Можно предположить, что для Павла Сидельникова Иосиф Станиславович Войчаль был не только старшим другом, но и учителем, наставником в профессии. А профессии лесничего, лесного ревизора, лесного кондуктора, помощника лесничего весьма ценились в России, а на Русском Севере — тем более.
Согласно закону о довольствии администрации леса от 1913 года, лесничий получал в год 1760 рублей, помощник лесничего — 800, лесной кондуктор — 700. Выдавались им и неподотчетные 50 рублей в год дорожных денег. По всей стране существовали так называемые двухгодичные лесные школы, где изучение основ лесоводства сопровождалось практикой и экзаменом на должность лесного кондуктора. Со времен екатерининских формировался в стране корпус лесных устроителей, знатоков леса. Удивляться тут нечему — лес играл важнейшую роль в экономике страны.
Мой дед, Павел Семенович Сидельников, как раз и окончил лесную школу в родном Великом Устюге. Учился "по способностям за городские деньги", семья бедствовала, оставшись без кормильца. Отец Павла Семеновича умер от великой русской болезни — белой горячки. Помогали учиться и родственники, успешные мещане. Мещанское сословие Великого Устюга было самым большим в городе — кустари, торговцы, ремесленники, служащие, владельцы мелких лавок и магазинчиков...
С каждой зарплаты лесной кондуктор Сидельников отсылал домой, матери, десять рублей. Гимназию он окончил экстерном. Участвовал в русско-японской войне, служил в инженерных войсках.
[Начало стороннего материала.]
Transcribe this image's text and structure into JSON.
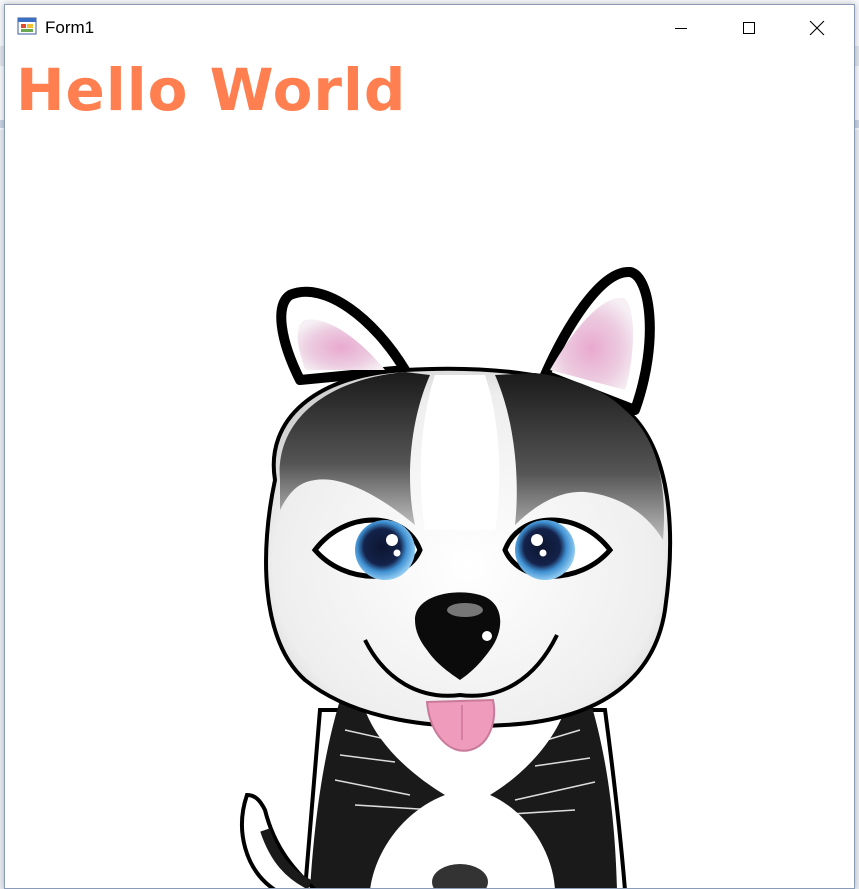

Получил звание прапорщика и революционным духом, судя по всему, вовсе не пропитался.
Вернулся в родные края, где никогда не существовало крепостного права, взялся горячо за освоение профессии, встретил молодую, белоликую учительницу Людмилу Никифорову, женился по обоюдной любви.
Если на карте соединить с помощью карандаша и линейки три точки — Архангельск, Великий Устюг и Суру, то получится почти равнобедренный треугольник. От Архангельска до Суры — четыреста верст. От Суры до Великого Устюга — пожалуй, все шестьсот. Лесные края, тропы нехоженые, болота, озера. Главный путь — река Северная Двина, короткая летняя навигация. Лишь в 1897 году Архангельск соединят с Вологдой железной дорогой, и, как отмечают ученые мужи в начале века — "торговое значение железных дорог здесь пока еще не велико". Сура — село особенное. Родина Иоанна Кронштадтского. Много трудов и денег вложил преподобный в Суру. Монастырь, церкви, школы, аптека, читальня, больница, собственный монастырский пароход, лесопильня, лавка с десятитысячным годовым доходом, мельница, мастерские, заводики... Отец Иоанн скончался в 1908 году, но Сура развивалась, притягивала.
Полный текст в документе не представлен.